Jean Royer a beaucoup fait pour la poésie québécoise. Il a côtoyé plusieurs générations d’auteurs, leur a donné la parole et les a écoutés et lus avec une grande acuité. Même dans ses propres recueils, il a fait une grande place aux poètes et leur a rendu hommage, comme il le fait encore dans Le poème debout avec une ferveur perceptible, celle du lecteur, ce qu’il est avant tout, ce que se devrait d’être tout poète.
Ce livre est le fruit d’un rapaillage de divers textes de Jean Royer, publiés en revue ou tirés de publications au tirage désormais épuisé. L’unité et la cohérence subtile du projet tiennent dans le fait que ce sont là des textes d’hommage à divers poètes, notamment Gaston Miron, Roland Giguère, Rina Lasnier, Emily Dickinson et Philippe Jaccottet, mais aussi à la poésie. C’est d’ailleurs dans cet hommage à la poésie elle-même que les textes sont le plus personnels et sentis. Il s’en dégage une certaine vulnérabilité du poète devant cet espace infini que convoquent les mots, même les plus simples. L’auteur s’y exprime sans artifice, souvent à la manière lapidaire d’Eugène Guillevic : « Trou de mémoire – / une voix d’avant moi / me traverse » ; « Tu es ce mot / Que tu lis / Tu es sa mémoire ».

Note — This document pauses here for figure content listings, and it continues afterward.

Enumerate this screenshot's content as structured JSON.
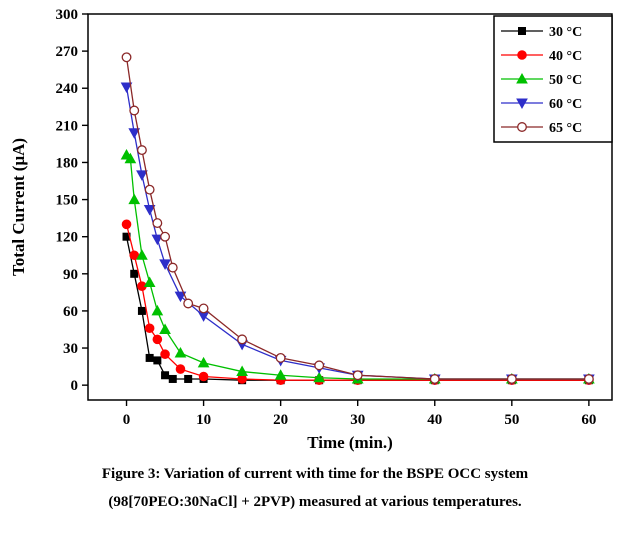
{
  "figure": {
    "caption_line1": "Figure 3: Variation of current with time for the BSPE OCC system",
    "caption_line2": "(98[70PEO:30NaCl] + 2PVP) measured at various temperatures."
  },
  "chart_data": {
    "type": "line",
    "title": "",
    "xlabel": "Time (min.)",
    "ylabel": "Total Current (μA)",
    "xlim": [
      -5,
      63
    ],
    "ylim": [
      -12,
      300
    ],
    "xticks": [
      0,
      10,
      20,
      30,
      40,
      50,
      60
    ],
    "yticks": [
      0,
      30,
      60,
      90,
      120,
      150,
      180,
      210,
      240,
      270,
      300
    ],
    "grid": false,
    "legend_position": "top-right",
    "series": [
      {
        "name": "30 °C",
        "color": "#000000",
        "marker": "square",
        "open": false,
        "x": [
          0,
          1,
          2,
          3,
          4,
          5,
          6,
          8,
          10,
          15,
          20,
          25,
          30,
          40,
          50,
          60
        ],
        "y": [
          120,
          90,
          60,
          22,
          20,
          8,
          5,
          5,
          5,
          4,
          4,
          4,
          4,
          4,
          4,
          4
        ]
      },
      {
        "name": "40 °C",
        "color": "#ff0000",
        "marker": "circle",
        "open": false,
        "x": [
          0,
          1,
          2,
          3,
          4,
          5,
          7,
          10,
          15,
          20,
          25,
          30,
          40,
          50,
          60
        ],
        "y": [
          130,
          105,
          80,
          46,
          37,
          25,
          13,
          7,
          5,
          4,
          4,
          4,
          4,
          4,
          4
        ]
      },
      {
        "name": "50 °C",
        "color": "#00c000",
        "marker": "triangle-up",
        "open": false,
        "x": [
          0,
          0.5,
          1,
          2,
          3,
          4,
          5,
          7,
          10,
          15,
          20,
          25,
          30,
          40,
          50,
          60
        ],
        "y": [
          186,
          183,
          150,
          105,
          83,
          60,
          45,
          26,
          18,
          11,
          8,
          6,
          5,
          5,
          5,
          5
        ]
      },
      {
        "name": "60 °C",
        "color": "#2e2ec9",
        "marker": "triangle-down",
        "open": false,
        "x": [
          0,
          1,
          2,
          3,
          4,
          5,
          7,
          10,
          15,
          20,
          25,
          30,
          40,
          50,
          60
        ],
        "y": [
          241,
          204,
          170,
          142,
          118,
          98,
          72,
          56,
          33,
          20,
          14,
          8,
          5,
          5,
          5
        ]
      },
      {
        "name": "65 °C",
        "color": "#8b2828",
        "marker": "circle",
        "open": true,
        "x": [
          0,
          1,
          2,
          3,
          4,
          5,
          6,
          8,
          10,
          15,
          20,
          25,
          30,
          40,
          50,
          60
        ],
        "y": [
          265,
          222,
          190,
          158,
          131,
          120,
          95,
          66,
          62,
          37,
          22,
          16,
          8,
          5,
          5,
          5
        ]
      }
    ]
  }
}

Il est difficile de ne pas voir l’image de l’arbre dans le titre du recueil, qui se tient droit dans sa dignité, de même que sa patience et sa très méticuleuse persévérance devant ce qui le nie, le blesse, l’étouffe. Le poème, comme l’arbre, demeure ouvert en ses ramifications, tant racinaires qu’aériennes, tenant à la fois de ses influences et de ses développements à venir.
Il faut être très attentif devant ce livre. À le parcourir trop vite, on peut glisser rapidement sur cette humilité qui fait sa force et se laisser déconcentrer par certaines facilités et quelques lieux communs, dont ce fameux « silence » qui hante de nombreux poètes et qui revient à quelques reprises dans le recueil. Les lecteurs impatients qui cherchent l’éblouissement pourraient ne pas y trouver leur compte, mais ceux qui écouteront les mots sans les presser au rendement comme l’on presse le monde actuellement arriveront à destination aux côtés du poète, debout dans le poème, dans « [c]ette présence / Qui nous tient ensemble / [et qui] Demeure du silence ».